There’s a watershed/greenbelt across the street from a park on the lake There are a half dozen, rather tall, deciduous trees, with large nests in the upper branches.

Since early Febuary there has been one or two huge birds standing on the edge of each nest. They’re bigger than seagulls. They might be about the size of canada geese.
They have round bodies with short tails. Their bodies are perpendicular to the legs, which are moderate in length. Their beaks are long and slender. They look to be either gray or mottled black and white.

The beaks look longer than geese. And do geese even nest in trees? I’ll try to get a picture.

Wow, Washington’s fish and wildlife page is every bit as non-intuitive as my state’s. I can’t even find a list of native species on your site.

Anyway, I did find some photos on the page. Do the birds look like this? (Great Blue Heron) I sort of doubt it, given you think they’re geese size, but that’s the only thing remotely like your description that they bothered to take photos of. Maybe this site will help you if that’s not it. There are pictures of a lot of birds.

Geese nest on the ground. Herons nest in trees, and that description sounds remotely like herons, but what I don’t know about PNW birds would fill the crater of Mount Rainier.

Try this guy.

It sounds very much like Great Blue Herons to me, and they apparently do nest at Lake Washington.

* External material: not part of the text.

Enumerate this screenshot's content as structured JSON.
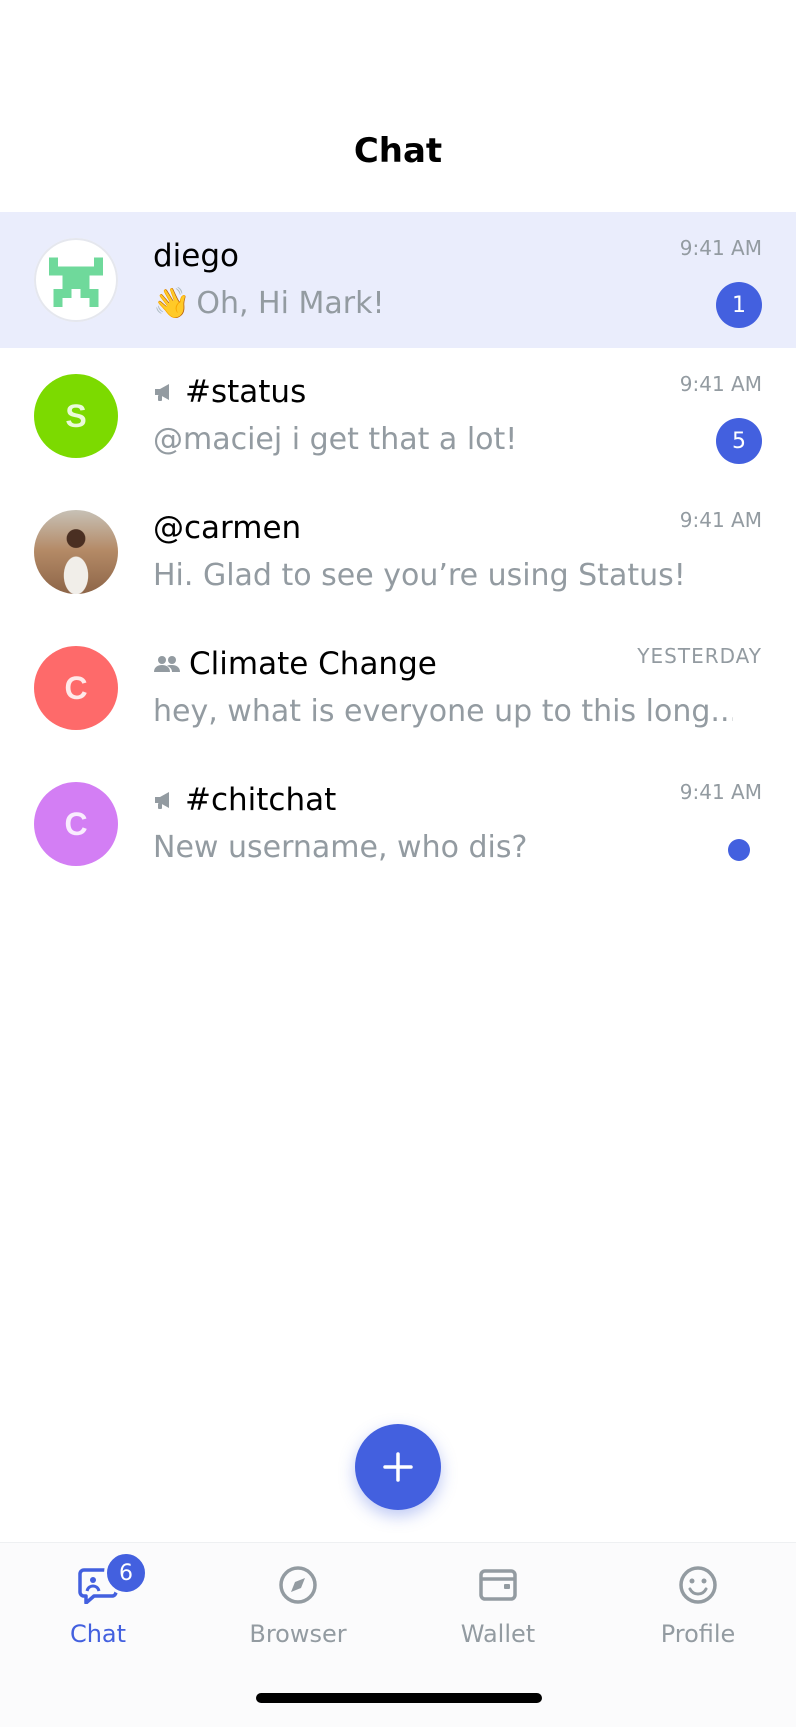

Wow! That was quick. Thank you.

Given the description I’m liking the night herons or green herons.

It seems to me that you are confirming that Great Blue Heron is correct, but since other possibilities have been suggested could you be specific?

Sorry, yes, the great Blue Heron is the winner. I’ll still try to get a picture, but the pictures on the links match.

There’s a nest at Stow Lake in Golden Gate Park in San Francisco. Someone did the right thing and immediately protected them and forced tourists to keep their distance. (You can look through tripod telescopes they’ve set up, but you can’t antagonize them nor get too close).

It’s paid off - most of the offspring return to the same location so now there’s a dozen or so. Quite an amazing sight.

Dang. I missed it. I was going to guess Night Heron.

Cool. I’d rejected it, even though great blues can appear grayish in some light, because I felt sure you would have mentioned the long legs. Sorry for the bum steer!

I still haven’t been able to get pictures. I didn’t mention the legs because the nests are so high that it’s hard to tell how long the legs were. Even from the road, the nests are almost directly above.